NORMAN — The education cluster in and around Norman is key to the city’s ability to attract quality jobs to the area, Oklahoma Secretary of Commerce Larry Parman said.
Parman and several other regional and local experts spoke on economic development Thursday during the 2014 Economic Development Summit at Embassy Suites in Norman.
The University of Oklahoma, Norman’s high-quality public schools and the proximity of area training and education centers such as Moore Norman Technology Center make the city a draw for economy builders who want an educated work force and high quality of life, Parman said.
Parman was the keynote speaker at the summit, which is an annual event hosted by the Norman Economic Development Coalition.
Other speakers included Stuart Graham, vice president of CB Richard Ellis. Graham spoke about trends in the retail market for the Oklahoma City metro area, which includes Norman.
Graham said with the University North Park Corporate Centre and Industrial Park coming online soon, businesses will be drawn to the area. Having building sites ready to go next to OU’s Max Westheimer Airport creates an easy choice for businesses looking for a new home.
“You’re going to start to have larger corporations like GE coming to Norman now that the product is available,” Graham said of the business park.
Both Graham and Parman said competition is steep for businesses that bring jobs to a location.
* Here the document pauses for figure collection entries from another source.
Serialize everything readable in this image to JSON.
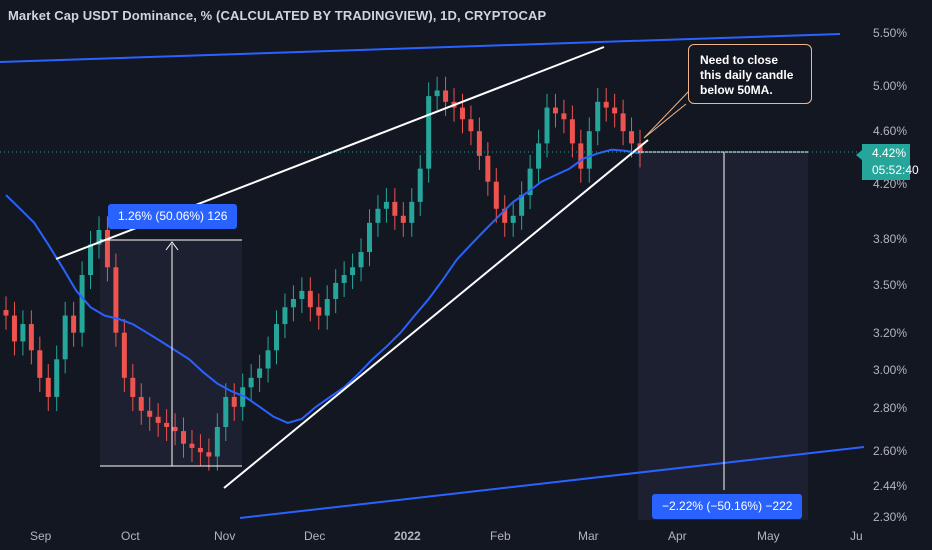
{
  "header": {
    "title": "Market Cap USDT Dominance, % (CALCULATED BY TRADINGVIEW), 1D, CRYPTOCAP"
  },
  "price_tag": {
    "value": "4.42%",
    "countdown": "05:52:40"
  },
  "annotations": {
    "callout": "Need to close\nthis daily candle\nbelow 50MA.",
    "measure_up": "1.26% (50.06%) 126",
    "measure_down": "−2.22% (−50.16%) −222"
  },
  "colors": {
    "background": "#131722",
    "up": "#26a69a",
    "down": "#ef5350",
    "ma": "#2962ff",
    "trendline": "#ffffff",
    "channel": "#2962ff"
  },
  "chart_data": {
    "type": "candlestick",
    "title": "Market Cap USDT Dominance, % (CALCULATED BY TRADINGVIEW), 1D, CRYPTOCAP",
    "x_ticks": [
      "Sep",
      "Oct",
      "Nov",
      "Dec",
      "2022",
      "Feb",
      "Mar",
      "Apr",
      "May",
      "Ju"
    ],
    "y_ticks": [
      "5.50%",
      "5.00%",
      "4.60%",
      "4.20%",
      "3.80%",
      "3.50%",
      "3.20%",
      "3.00%",
      "2.80%",
      "2.60%",
      "2.44%",
      "2.30%"
    ],
    "y_scale": "log",
    "last_value": 4.42,
    "series": [
      {
        "name": "MA 50",
        "values": [
          4.1,
          4.0,
          3.9,
          3.75,
          3.6,
          3.45,
          3.35,
          3.3,
          3.28,
          3.25,
          3.2,
          3.15,
          3.1,
          3.05,
          2.98,
          2.92,
          2.88,
          2.85,
          2.8,
          2.75,
          2.72,
          2.74,
          2.8,
          2.85,
          2.9,
          2.97,
          3.05,
          3.12,
          3.2,
          3.3,
          3.4,
          3.52,
          3.65,
          3.75,
          3.85,
          3.95,
          4.05,
          4.12,
          4.2,
          4.25,
          4.3,
          4.38,
          4.42,
          4.45,
          4.44,
          4.42
        ]
      }
    ],
    "candles_close": [
      3.3,
      3.15,
      3.25,
      3.1,
      2.95,
      2.85,
      3.05,
      3.3,
      3.2,
      3.55,
      3.75,
      3.85,
      3.6,
      3.2,
      2.95,
      2.85,
      2.78,
      2.75,
      2.72,
      2.7,
      2.68,
      2.62,
      2.6,
      2.58,
      2.56,
      2.7,
      2.85,
      2.8,
      2.9,
      2.95,
      3.0,
      3.1,
      3.25,
      3.35,
      3.4,
      3.45,
      3.35,
      3.3,
      3.4,
      3.5,
      3.55,
      3.6,
      3.7,
      3.9,
      4.0,
      4.05,
      3.95,
      3.9,
      4.05,
      4.3,
      4.9,
      4.95,
      4.85,
      4.8,
      4.7,
      4.6,
      4.4,
      4.2,
      4.0,
      3.9,
      3.95,
      4.1,
      4.3,
      4.5,
      4.8,
      4.75,
      4.7,
      4.5,
      4.3,
      4.6,
      4.85,
      4.8,
      4.75,
      4.6,
      4.5,
      4.42
    ]
  }
}
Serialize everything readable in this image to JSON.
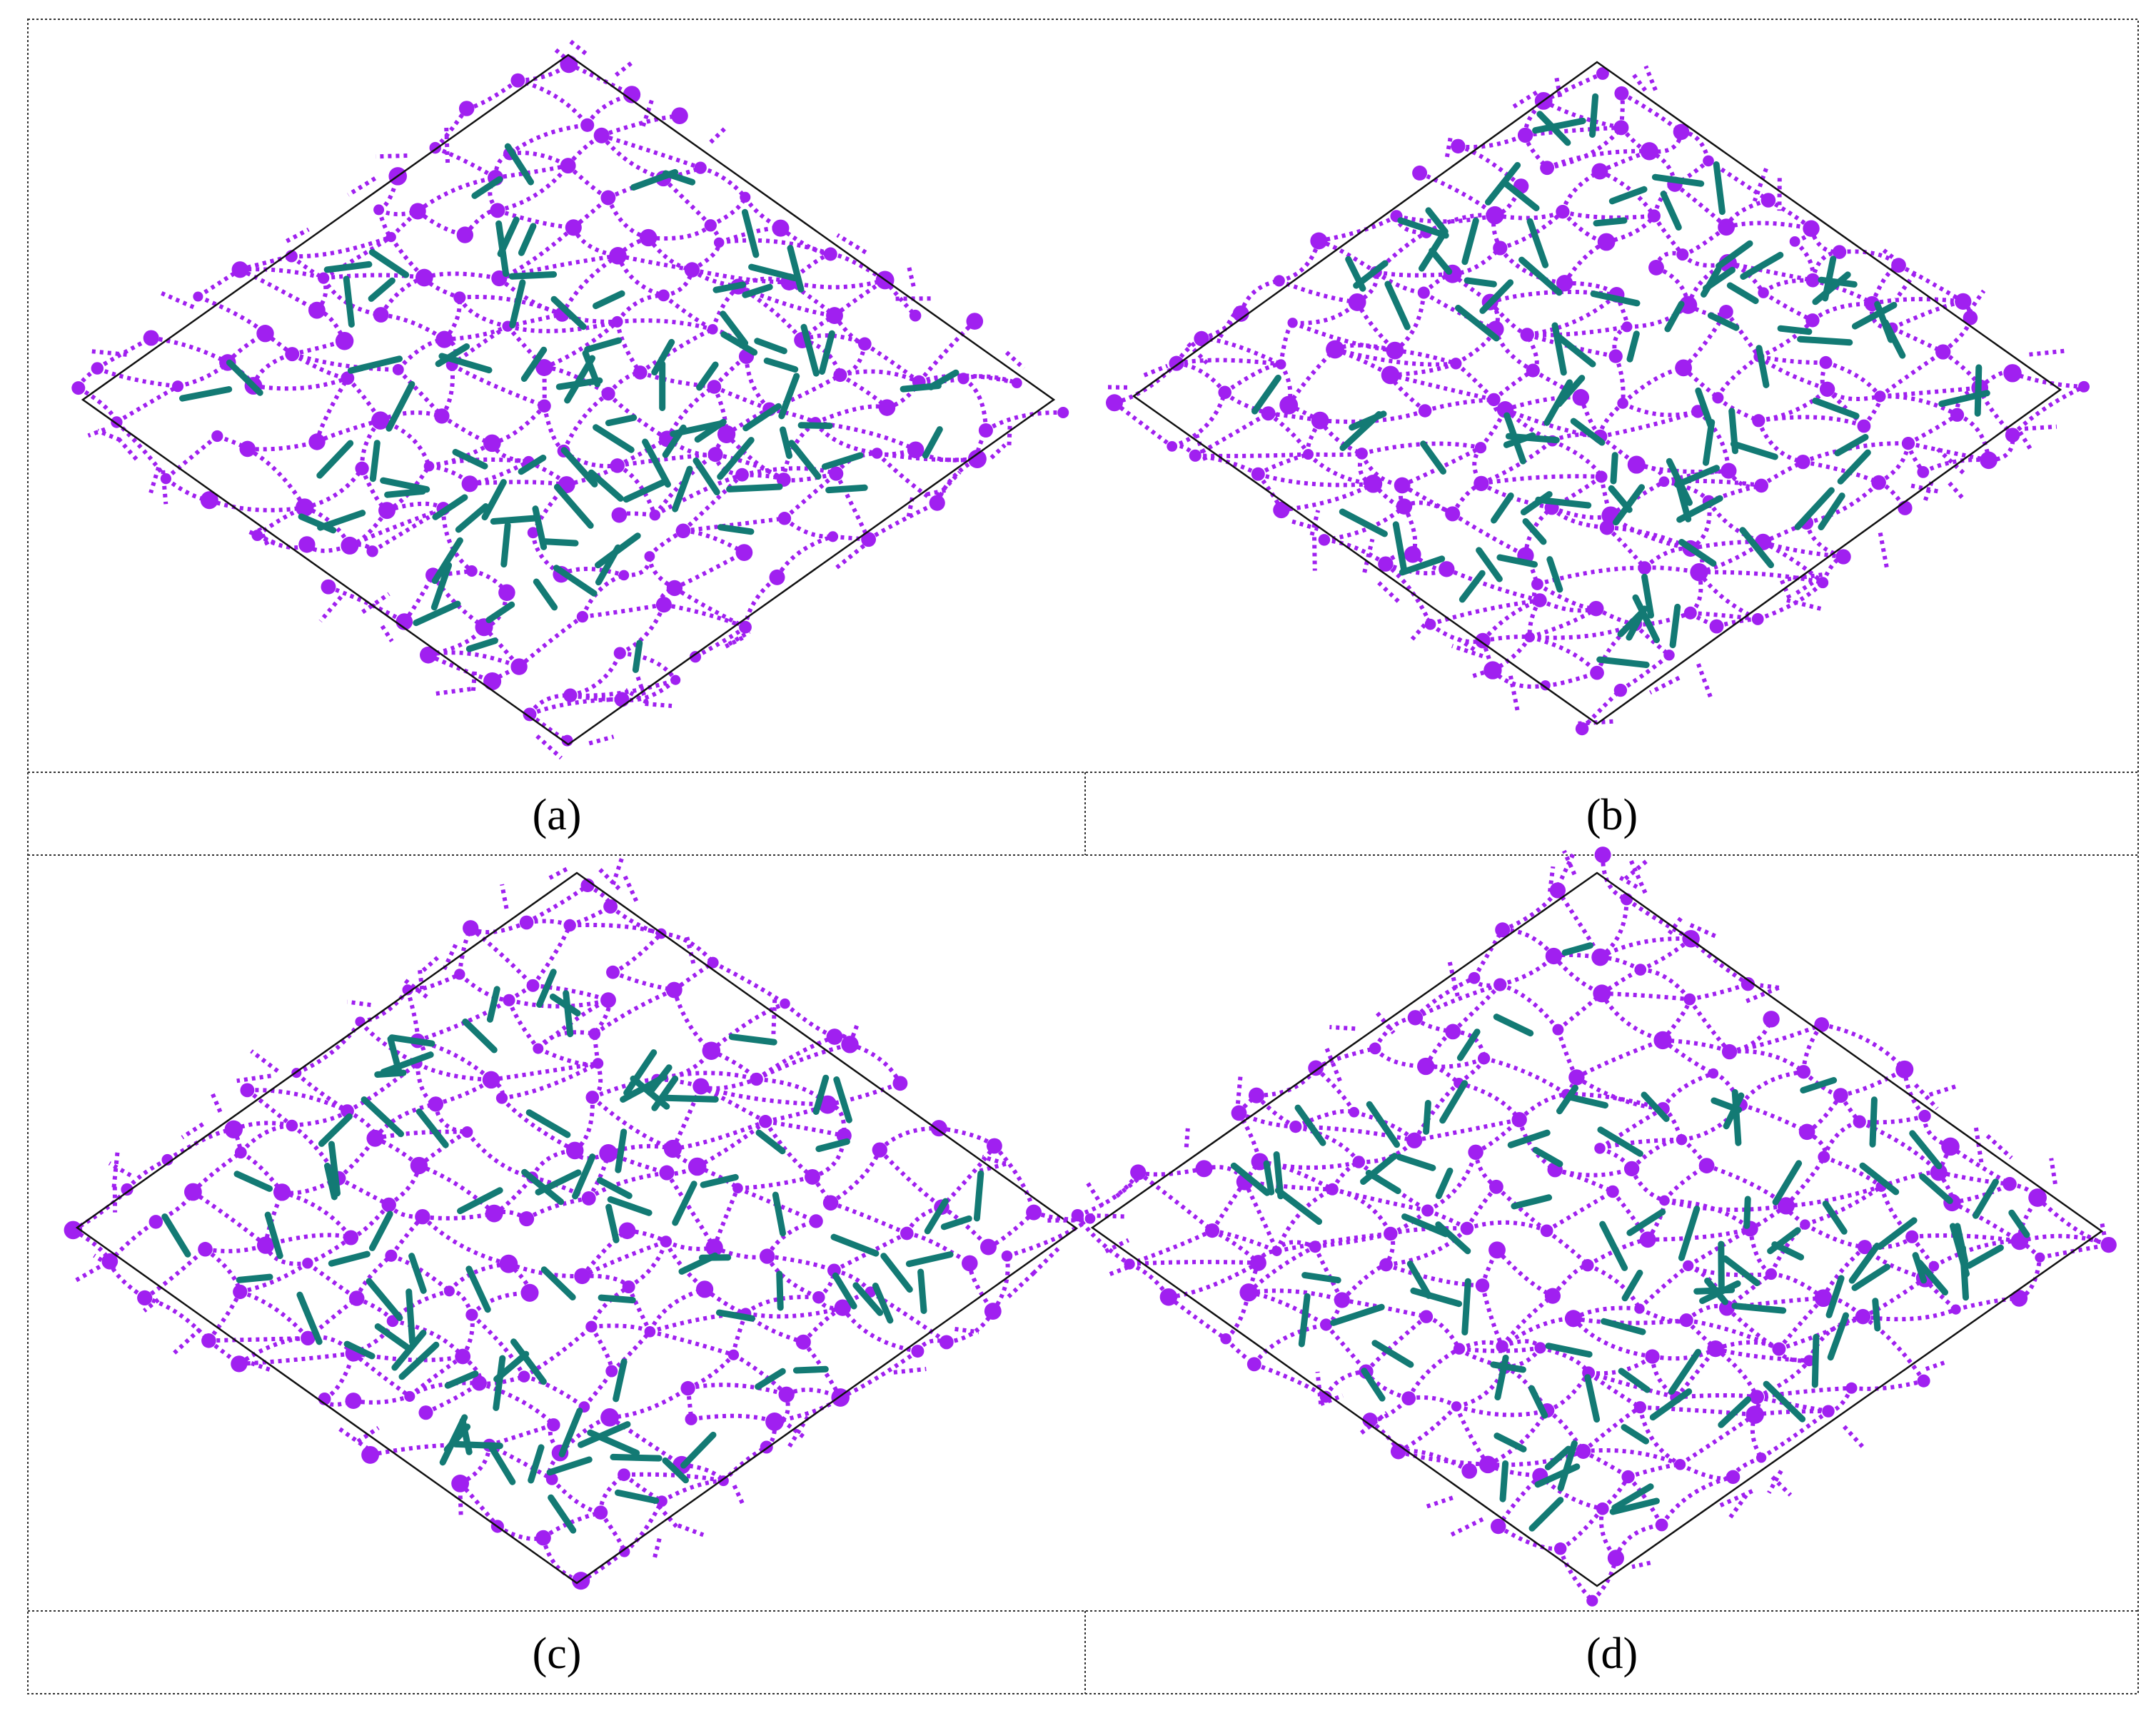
{
  "panels": [
    {
      "label": "(a)"
    },
    {
      "label": "(b)"
    },
    {
      "label": "(c)"
    },
    {
      "label": "(d)"
    }
  ]
}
That means there are some highly subsidized markets out there.
Parman said there are two essential theories in how to compete for businesses that are job creators.
One is to be a magnet. While high quality of life, an educated work force and low cost of living are desirable elements, policy creates a further draw.
Highly regulated states and cities with high taxes have to use the alternative: they buy businesses through the use of incentives.